I have a large csv file containing information on sampled pathogens representing several different species. I want to split this csv file by species, so I will have one csv file per species. The data in the file aren't in any particular order.
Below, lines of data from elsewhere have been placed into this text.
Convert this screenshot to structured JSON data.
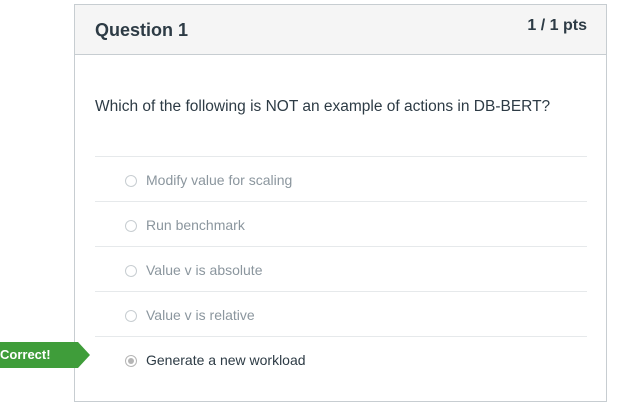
{
  "question": {
    "title": "Question 1",
    "points": "1 / 1 pts",
    "text": "Which of the following is NOT an example of actions in DB-BERT?",
    "answers": [
      {
        "label": "Modify value for scaling",
        "selected": false
      },
      {
        "label": "Run benchmark",
        "selected": false
      },
      {
        "label": "Value v is absolute",
        "selected": false
      },
      {
        "label": "Value v is relative",
        "selected": false
      },
      {
        "label": "Generate a new workload",
        "selected": true
      }
    ]
  },
  "feedback": {
    "label": "Correct!",
    "color": "#3f9d3a"
  }
}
My csv file looks like this:
maa_2015-10-07_15-15-16_5425_manifest.csv,NULL,ERS044420,EQUI0208,1336,Streptococcus equi,15/10/2010,2010,Belgium,Belgium
maa_2015-09-28_13-07-45_0098_manifest.csv,NULL,ERS852528,2789STDY5834916,154046,Hungatella hathewayi,2013,2013,United Kingdom,UK
maa_2015-09-28_13-07-45_0098_manifest.csv,NULL,ERS852530,2789STDY5834918,33039,Ruminococcus torques,2013,2013,United Kingdom,UK
maa_2015-09-28_13-07-45_0098_manifest.csv,NULL,ERS852533,2789STDY5834921,40520,Blautia obeum,2013,2013,United Kingdom,UK
maa_2015-09-28_13-07-45_0098_manifest.csv,NULL,ERS852535,2789STDY5834923,1150298,Fusicatenibacter saccharivorans,2013,2013,United Kingdom,UK
maa_2015-09-28_13-07-45_0098_manifest.csv,NULL,ERS852537,2789STDY5834925,1407607,Fusicatenibacter,2013,2013,United Kingdom,UK
maa_2015-09-28_13-07-45_0098_manifest.csv,NULL,ERS852540,2789STDY5834928,39492,Eubacterium siraeum,2013,2013,United Kingdom,UK
maa_2015-09-28_13-07-45_0098_manifest.csv,NULL,ERS852544,2789STDY5834932,292800,Flavonifractor plautii,2013,2013,United Kingdom,UK
maa_2015-09-28_13-07-45_0098_manifest.csv,NULL,ERS852551,2789STDY5834939,169435,Anaerotruncus colihominis,2013,2013,United Kingdom,UK
maa_2015-10-07_15-15-16_5425_manifest.csv,NULL,ERS044418,EQUI0206,1336,Streptococcus equi,05/02/2010,2010,Belgium,Belgium
maa_2015-10-07_15-15-16_5425_manifest.csv,NULL,ERS044419,EQUI0207,1336,Streptococcus equi,29/07/2010,2010,Belgium,Belgium
The name of the species is at index 5.
I originally tried this:
import csv
from itertools import groupby
for key, rows in groupby(csv.reader(open("file.csv")),
lambda row: row[5]):
with open("%s.csv" % key, "w") as output:
for row in rows:
output.write(",".join(row) + "\n")
But this fails because the data aren't ordered by species and there isn't an append arguement for the output (that I'm aware of) so each time the script encounters a new entry of a species that it has already written to a file it overwrites the first entries.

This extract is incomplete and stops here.